At Remington-Davis, we take a consultative role with sponsors and CROs, helping shape eligibility criteria that are both scientifically rigorous and feasible in the real world. Once defined, we use technology to support our efforts — but always with a human lens.

For example, we use EHR-based pre-screening to identify high-probability candidates faster; then coordinators validate eligibility manually and document criteria in eSource/eReg for clean audit trails. Throughout the study, CTMS-based workflows and automated reminders support visit adherence and reduce preventable screen failures and discontinuations.

The art of patient selection lives in that balance. Technology helps us move faster. Our experience helps us move smarter. And our people make sure patients feel understood, supported, and confident.
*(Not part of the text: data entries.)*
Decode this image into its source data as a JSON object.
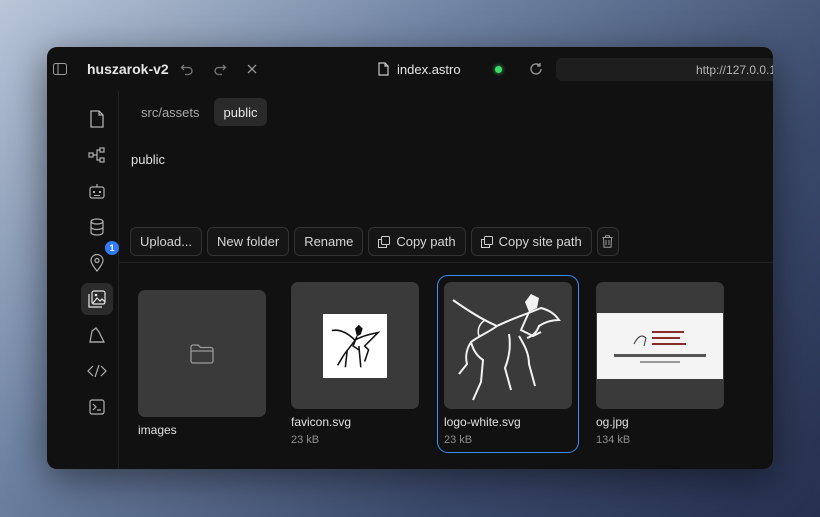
{
  "titlebar": {
    "project": "huszarok-v2",
    "file": "index.astro",
    "url": "http://127.0.0.1"
  },
  "rail": {
    "badge_count": "1"
  },
  "tabs": [
    {
      "label": "src/assets"
    },
    {
      "label": "public"
    }
  ],
  "breadcrumb": "public",
  "toolbar": {
    "upload": "Upload...",
    "new_folder": "New folder",
    "rename": "Rename",
    "copy_path": "Copy path",
    "copy_site_path": "Copy site path"
  },
  "files": [
    {
      "name": "images",
      "size": ""
    },
    {
      "name": "favicon.svg",
      "size": "23 kB"
    },
    {
      "name": "logo-white.svg",
      "size": "23 kB"
    },
    {
      "name": "og.jpg",
      "size": "134 kB"
    }
  ],
  "colors": {
    "accent": "#3b8ef5",
    "status_ok": "#3ddc6a",
    "badge": "#2f7cf6"
  }
}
If you're looking for a partner to manage your next clinical trial, let's talk.

Frequently Asked Questions

What’s the difference between patient selection and patient recruitment in clinical trials?
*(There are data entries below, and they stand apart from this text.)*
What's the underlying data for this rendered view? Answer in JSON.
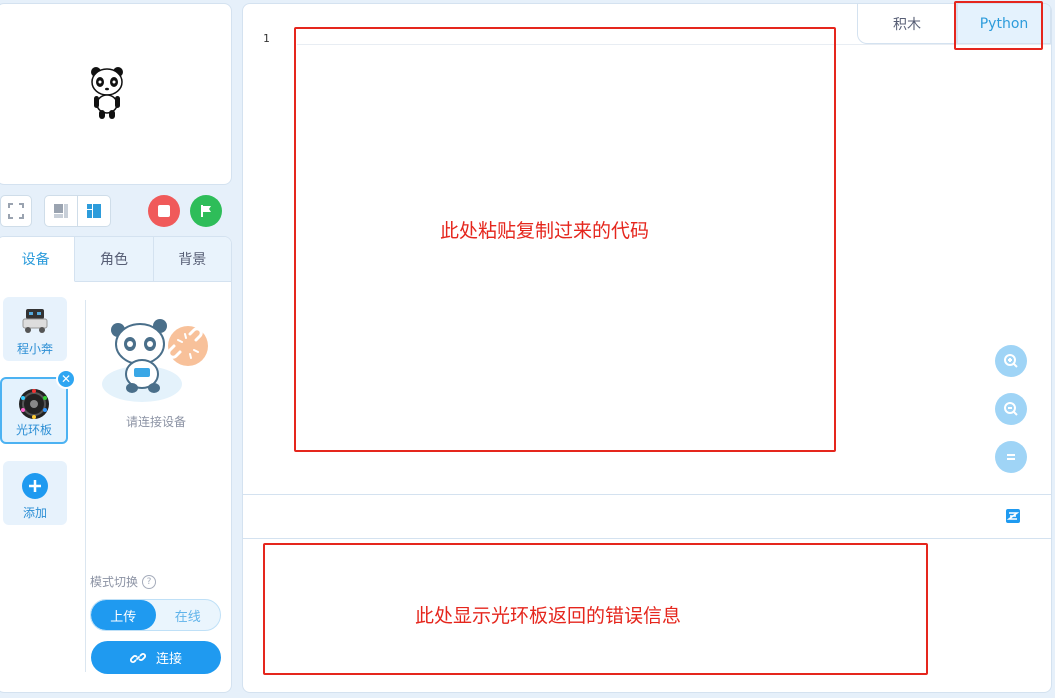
{
  "stage": {
    "sprite_icon": "panda-sprite-icon"
  },
  "controls": {
    "fullscreen_icon": "fullscreen-icon",
    "small_stage_icon": "small-stage-layout-icon",
    "large_stage_icon": "large-stage-layout-icon",
    "stop_color": "#f05a5a",
    "go_color": "#2ebd59"
  },
  "tabs": [
    {
      "label": "设备",
      "active": true
    },
    {
      "label": "角色",
      "active": false
    },
    {
      "label": "背景",
      "active": false
    }
  ],
  "devices": [
    {
      "label": "程小奔",
      "icon": "robot-car-icon",
      "selected": false
    },
    {
      "label": "光环板",
      "icon": "halocode-board-icon",
      "selected": true
    },
    {
      "label": "添加",
      "icon": "plus-icon",
      "selected": false
    }
  ],
  "connect_panel": {
    "hint": "请连接设备",
    "mode_label": "模式切换",
    "mode_options": [
      "上传",
      "在线"
    ],
    "connect_label": "连接"
  },
  "editor": {
    "line_number": "1",
    "tab_blocks": "积木",
    "tab_python": "Python"
  },
  "annotations": {
    "code_hint": "此处粘贴复制过来的代码",
    "error_hint": "此处显示光环板返回的错误信息"
  }
}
Patient selection refers to determining whether an individual is eligible to participate in a trial based on inclusion/exclusion criteria. Patient recruitment is the broader process of attracting and engaging potential participants — through advertising, outreach, referrals, and more — before they are screened for eligibility.

 

How does AI-driven patient selection influence trial outcomes?

By helping sites enroll patients who more precisely match a study’s inclusion and exclusion criteria, AI improves the consistency and reliability of trial data. This leads to cleaner endpoints, fewer outliers, and more meaningful results. AI also reduces the likelihood of enrolling borderline or ineligible patients who may drop out or require early discontinuation. In short, better patient matching from the start improves patient retention and chances of producing valid, actionable trial results.

 

Besides patient selection, how else do AI-driven tools support trial efficiency?

AI can help predict recruitment timelines by analyzing population-level data, identify high-performing sites based on historical trial performance, and even flag potential protocol deviations before they occur. Additionally, AI plays a growing role in remote monitoring and data cleaning, streamlining data management and reducing site burden.

 

What are the biggest challenges with integrating AI into clinical trial design?

One of the main challenges is ensuring that AI tools align with real-world clinical workflows. Many platforms aren’t fully integrated with EHR systems or require data that isn’t consistently structured across records. Another challenge is ensuring that AI respects regulatory and ethical standards.

 

Can AI improve patient safety in clinical trials?

Yes, indirectly. By ensuring patients meet eligibility criteria related to pre-existing conditions, lab values, or contraindications, AI reduces the risk of enrolling individuals who may be harmed by study participation. It also helps catch exclusion flags early in the process, before an ineligible participant progresses through screening.